Sunday, February 22, 2009

Price and the Second Highest Bidder

76. Price and the Second Highest Bidder

"Originally published in Ceramics Monthly (http://www.ceramicsmonthly.org), SEPTEMBER, 2003, PAGE 128. Reproduced with permission. Copyright, the Ceramic Publications Company"

When a person tries to sell a car by parking it in some prominent roadside spot with a ‘For Sale’ sign in the window they’re running a sort of “Dutch auction.” That’s a European auction format in which the auctioneer starts with a fairly high price and works slowly downward until someone says, “Yes!” By waiting to respond, you’re gambling that no one else will buy it first. If you correctly ‘read’ the other bidders and the seller’s willingness to continue lowering the price, you can get the sale item fairly cheaply. But, of course, with a car parked along a busy highway you don’t know who the other potential buyers might be and you’d have to make a special effort to meet the seller.

In a classic American style auction, the price starts low and, with all the potential buyers present, the auctioneer tries to persuade people to offer greater and greater sums of money, however much it will take, to win away the item being sold (within the limited time period of the auction). Auctions in this style thrive on the emotions and natural competitiveness of the bidders. In the heat of the moment prices may rise far above any normal, reasonable level through an unreasoning desire to possess. The seller loves this.
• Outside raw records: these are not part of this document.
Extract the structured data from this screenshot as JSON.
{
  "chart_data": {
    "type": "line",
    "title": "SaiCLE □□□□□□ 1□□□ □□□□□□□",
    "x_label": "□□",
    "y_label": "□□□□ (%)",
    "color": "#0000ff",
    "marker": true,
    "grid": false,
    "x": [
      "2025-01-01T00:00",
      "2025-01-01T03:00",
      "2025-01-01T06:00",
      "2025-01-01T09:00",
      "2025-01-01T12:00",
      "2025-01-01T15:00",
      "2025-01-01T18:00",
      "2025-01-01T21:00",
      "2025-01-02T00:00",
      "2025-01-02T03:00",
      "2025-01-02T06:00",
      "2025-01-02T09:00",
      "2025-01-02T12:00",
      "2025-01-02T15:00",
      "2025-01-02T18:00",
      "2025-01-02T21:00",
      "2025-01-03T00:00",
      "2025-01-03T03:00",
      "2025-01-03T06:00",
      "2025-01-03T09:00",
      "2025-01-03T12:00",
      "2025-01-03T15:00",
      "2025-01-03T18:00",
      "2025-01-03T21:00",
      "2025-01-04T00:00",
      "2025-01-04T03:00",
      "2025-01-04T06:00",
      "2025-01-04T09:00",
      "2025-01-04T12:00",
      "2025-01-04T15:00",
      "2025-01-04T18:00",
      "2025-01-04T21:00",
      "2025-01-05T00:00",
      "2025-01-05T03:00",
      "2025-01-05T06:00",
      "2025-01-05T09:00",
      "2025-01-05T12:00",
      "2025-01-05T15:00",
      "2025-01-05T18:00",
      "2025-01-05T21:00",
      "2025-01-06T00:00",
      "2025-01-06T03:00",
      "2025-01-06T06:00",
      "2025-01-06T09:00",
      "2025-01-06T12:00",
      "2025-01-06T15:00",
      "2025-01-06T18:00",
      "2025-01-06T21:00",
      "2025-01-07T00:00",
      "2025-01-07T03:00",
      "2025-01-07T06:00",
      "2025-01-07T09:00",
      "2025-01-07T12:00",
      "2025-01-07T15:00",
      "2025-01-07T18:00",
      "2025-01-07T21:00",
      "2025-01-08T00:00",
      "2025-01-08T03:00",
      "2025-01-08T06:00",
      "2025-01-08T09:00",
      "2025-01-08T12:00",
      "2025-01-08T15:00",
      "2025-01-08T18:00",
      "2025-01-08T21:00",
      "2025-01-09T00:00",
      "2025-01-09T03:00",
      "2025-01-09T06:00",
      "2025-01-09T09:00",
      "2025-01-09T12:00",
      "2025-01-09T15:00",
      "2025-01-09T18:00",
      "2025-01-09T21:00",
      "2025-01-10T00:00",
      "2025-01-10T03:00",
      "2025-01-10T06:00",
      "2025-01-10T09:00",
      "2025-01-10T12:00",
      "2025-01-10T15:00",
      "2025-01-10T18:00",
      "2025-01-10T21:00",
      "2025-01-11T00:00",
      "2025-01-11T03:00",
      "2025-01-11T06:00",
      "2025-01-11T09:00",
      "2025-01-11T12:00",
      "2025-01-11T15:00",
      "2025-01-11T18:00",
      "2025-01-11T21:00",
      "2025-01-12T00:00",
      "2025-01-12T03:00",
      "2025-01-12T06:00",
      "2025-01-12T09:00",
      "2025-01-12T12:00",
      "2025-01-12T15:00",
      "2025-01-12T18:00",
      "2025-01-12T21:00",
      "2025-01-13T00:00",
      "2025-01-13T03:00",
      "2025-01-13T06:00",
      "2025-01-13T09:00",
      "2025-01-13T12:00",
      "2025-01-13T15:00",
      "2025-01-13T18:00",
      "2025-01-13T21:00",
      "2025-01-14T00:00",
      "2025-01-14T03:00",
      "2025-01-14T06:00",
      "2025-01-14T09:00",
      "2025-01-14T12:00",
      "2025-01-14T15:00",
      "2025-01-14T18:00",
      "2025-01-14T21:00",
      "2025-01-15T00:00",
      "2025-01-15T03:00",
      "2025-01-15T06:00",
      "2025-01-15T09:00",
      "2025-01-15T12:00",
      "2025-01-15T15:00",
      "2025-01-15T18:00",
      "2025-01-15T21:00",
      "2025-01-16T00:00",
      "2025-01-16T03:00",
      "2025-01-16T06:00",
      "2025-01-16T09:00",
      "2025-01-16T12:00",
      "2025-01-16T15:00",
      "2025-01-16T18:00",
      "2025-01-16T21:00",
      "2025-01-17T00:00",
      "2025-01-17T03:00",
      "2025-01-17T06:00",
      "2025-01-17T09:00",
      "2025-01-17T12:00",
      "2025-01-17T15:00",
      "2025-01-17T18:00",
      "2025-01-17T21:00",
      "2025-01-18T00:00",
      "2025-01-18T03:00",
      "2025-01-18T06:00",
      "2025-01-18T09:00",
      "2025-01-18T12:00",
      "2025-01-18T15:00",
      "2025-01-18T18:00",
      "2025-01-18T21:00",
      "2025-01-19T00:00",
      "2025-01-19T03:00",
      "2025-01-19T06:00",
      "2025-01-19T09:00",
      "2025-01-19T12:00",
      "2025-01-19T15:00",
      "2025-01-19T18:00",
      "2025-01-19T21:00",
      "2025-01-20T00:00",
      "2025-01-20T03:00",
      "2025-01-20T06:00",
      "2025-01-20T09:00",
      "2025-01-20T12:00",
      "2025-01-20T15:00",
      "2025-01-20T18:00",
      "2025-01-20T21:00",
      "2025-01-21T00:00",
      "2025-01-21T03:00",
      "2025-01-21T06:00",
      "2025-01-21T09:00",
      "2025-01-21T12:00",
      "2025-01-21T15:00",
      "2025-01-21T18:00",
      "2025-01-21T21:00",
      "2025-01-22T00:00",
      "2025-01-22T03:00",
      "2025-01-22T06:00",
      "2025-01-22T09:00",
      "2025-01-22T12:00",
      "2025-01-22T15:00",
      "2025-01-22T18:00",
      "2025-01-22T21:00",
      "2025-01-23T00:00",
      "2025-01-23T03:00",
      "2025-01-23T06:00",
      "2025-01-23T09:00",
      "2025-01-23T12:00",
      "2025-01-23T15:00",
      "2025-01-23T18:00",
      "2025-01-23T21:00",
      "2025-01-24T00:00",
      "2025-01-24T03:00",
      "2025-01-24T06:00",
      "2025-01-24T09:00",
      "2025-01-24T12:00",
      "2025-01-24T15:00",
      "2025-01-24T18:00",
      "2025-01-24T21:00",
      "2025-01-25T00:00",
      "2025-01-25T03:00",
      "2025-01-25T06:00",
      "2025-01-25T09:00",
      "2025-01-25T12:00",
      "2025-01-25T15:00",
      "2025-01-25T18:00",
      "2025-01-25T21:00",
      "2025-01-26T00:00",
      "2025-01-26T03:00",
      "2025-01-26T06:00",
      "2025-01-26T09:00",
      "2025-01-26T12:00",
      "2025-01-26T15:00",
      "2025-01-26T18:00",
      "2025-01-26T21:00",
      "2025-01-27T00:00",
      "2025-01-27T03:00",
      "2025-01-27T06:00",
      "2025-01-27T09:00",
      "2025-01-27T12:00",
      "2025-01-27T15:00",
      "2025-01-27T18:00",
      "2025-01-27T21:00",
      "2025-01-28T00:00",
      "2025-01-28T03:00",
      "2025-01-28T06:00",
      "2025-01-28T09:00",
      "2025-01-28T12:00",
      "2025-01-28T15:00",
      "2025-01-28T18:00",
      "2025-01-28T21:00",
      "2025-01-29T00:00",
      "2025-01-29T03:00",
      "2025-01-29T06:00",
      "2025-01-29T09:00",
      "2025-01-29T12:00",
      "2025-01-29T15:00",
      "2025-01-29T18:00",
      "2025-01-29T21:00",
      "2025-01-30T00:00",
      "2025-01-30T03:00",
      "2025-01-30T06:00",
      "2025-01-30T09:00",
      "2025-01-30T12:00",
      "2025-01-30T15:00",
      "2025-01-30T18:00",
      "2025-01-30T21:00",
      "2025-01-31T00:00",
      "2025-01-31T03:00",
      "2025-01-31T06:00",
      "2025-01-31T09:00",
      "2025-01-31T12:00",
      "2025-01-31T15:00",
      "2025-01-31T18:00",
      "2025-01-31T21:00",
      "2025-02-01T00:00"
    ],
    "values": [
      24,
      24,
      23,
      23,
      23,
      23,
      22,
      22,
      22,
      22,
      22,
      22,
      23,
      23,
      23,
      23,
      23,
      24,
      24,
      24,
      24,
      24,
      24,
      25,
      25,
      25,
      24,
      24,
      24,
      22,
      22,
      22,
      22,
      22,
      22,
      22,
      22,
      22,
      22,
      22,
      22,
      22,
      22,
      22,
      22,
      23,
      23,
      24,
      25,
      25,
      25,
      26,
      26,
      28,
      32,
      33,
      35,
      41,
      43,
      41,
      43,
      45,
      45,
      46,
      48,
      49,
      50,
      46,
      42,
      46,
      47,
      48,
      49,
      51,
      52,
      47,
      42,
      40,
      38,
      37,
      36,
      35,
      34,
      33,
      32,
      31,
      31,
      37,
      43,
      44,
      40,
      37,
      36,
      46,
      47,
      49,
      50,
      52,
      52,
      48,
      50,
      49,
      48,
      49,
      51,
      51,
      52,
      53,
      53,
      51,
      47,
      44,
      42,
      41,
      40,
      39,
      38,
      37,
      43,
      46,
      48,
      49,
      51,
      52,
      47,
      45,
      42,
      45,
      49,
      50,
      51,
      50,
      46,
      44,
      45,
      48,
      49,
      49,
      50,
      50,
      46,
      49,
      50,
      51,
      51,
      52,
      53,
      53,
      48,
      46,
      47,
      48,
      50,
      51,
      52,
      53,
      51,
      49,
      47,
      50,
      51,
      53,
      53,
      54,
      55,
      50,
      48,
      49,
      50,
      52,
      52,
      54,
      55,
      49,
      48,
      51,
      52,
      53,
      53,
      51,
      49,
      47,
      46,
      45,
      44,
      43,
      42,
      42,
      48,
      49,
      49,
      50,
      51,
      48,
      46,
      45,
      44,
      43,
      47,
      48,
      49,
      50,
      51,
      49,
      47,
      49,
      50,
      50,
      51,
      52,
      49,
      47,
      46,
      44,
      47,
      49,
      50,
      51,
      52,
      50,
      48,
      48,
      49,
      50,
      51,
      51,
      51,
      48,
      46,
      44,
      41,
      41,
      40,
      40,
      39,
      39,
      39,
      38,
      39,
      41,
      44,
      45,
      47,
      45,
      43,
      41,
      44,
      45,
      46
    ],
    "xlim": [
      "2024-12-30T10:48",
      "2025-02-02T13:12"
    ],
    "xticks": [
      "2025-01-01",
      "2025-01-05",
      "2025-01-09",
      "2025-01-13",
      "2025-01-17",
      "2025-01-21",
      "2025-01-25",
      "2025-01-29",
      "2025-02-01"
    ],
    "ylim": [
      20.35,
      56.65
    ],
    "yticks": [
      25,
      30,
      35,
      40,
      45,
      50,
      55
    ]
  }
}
On the other hand, unlike the ‘Dutch’ format which only requires a seller, a buyer, and an imagined second potential buyer, the American format is absolutely dependent on the activity level of the second bidder. It is the second bidder (or third, or fourth) who drives up the final price by repeatedly attempting (through higher bids) to become the winning bidder. The final winning bid is not set so much by the winning bidder’s willingness to pay as by the second bidder’s ultimate unwillingness to pay more. If the second bidder gives up early, the winning bidder gets a bargain and the seller loses out.

As an artist, particularly when setting your prices at a gallery (or when setting a reserve price at an auction) you are placing yourself in the role of the second highest bidder. For instance, your sculpture has been priced at five hundred dollars. In effect you would rather give up the object than turn down the money. But you would rather keep the object than sell it for less than five hundred dollars. If the customer is unwilling, or unable, to pay the full five hundred dollars they will not be the winning bidder and will not go home with the sculpture. You, in effect, will be the winning bidder, and you get to go home with the sculpture.

I mention all this because I have several times heard stories of artists who didn’t really want to sell particular works of art and so, put what they thought were outrageous prices on them and had them sell anyway. In effect, they were outbid for ownership of the object even when their final bid seemed ridiculously high. The thing is, if this happens to you, you can not whine about it later. You determined what the winning bid would be. It’s up to you to appropriately appreciate getting the money.

The reverse also holds true. If the price is set too high and no one buys the object you have, in effect, made yourself the winning bidder. You may not have shown the piece in its best light or to the right group of potential bidders but, today at least, you won. You get to keep the object.

Tomorrow you may decide that it’s not worth as much as you previously imagined, and you’ll be free to lower the price (or raise it even higher if the mood strikes you). But never lower it to the point where you’ll feel cheated if it sells. Once it sells all you have are memories and money. You don’t want to have the world’s greatest collection of your own stuff but neither should you feel unhappy to be the second highest bidder. As an artist, being the second highest bidder is how you sell your work. Learn to be cheerful in the role, and good luck at the auction.


“Every person who gets a piece of art cheap is another person who thinks art is worthless.” -- Rudy Autio

4 comments:

ReversedCircle said...

While I was in Moscow, I bought a painting called "Bauker" (The Biker) outside the Tretyakov Modern Art Gallery. I was told beforehand the painter won't accept a price that is too low. I managed to talk him down from $800 to $300 and I felt bad about it, because I could see he needed the dough. The painting was well worth $800. At the time I just didn't have the cash on me. Artist to artist, I still think of it as having a permanent black mark on my soul for that.

Larry M. Brow said...

I'd say you paid what you could, and didn't just walk away. And who knows what good the $300 did in his life that day? The hardest part in haggling over art is not being disrespectful. If I ever lower my price I don't want it to be because you convinced me that the object just wasn't good enough to justify the original price.

French Fancy... said...

It must be so hard setting a price on one's work. Even more so in the current climate. Oh jeez, I've gone all doom and gloom again.

Larry M. Brow said...

FF,

I think the secret (to avoiding the doom and gloom) is to not absolutely need the money. Easy to say, I know, but when people have only one source of income they are inherently vulnerable. Also, needing too much makes you vulnerable. Perhaps irrationally, I'm currently feeling low key.

It is hard setting a price, though, when it makes you look like a delusional egotist. You want HOW much? For THAT?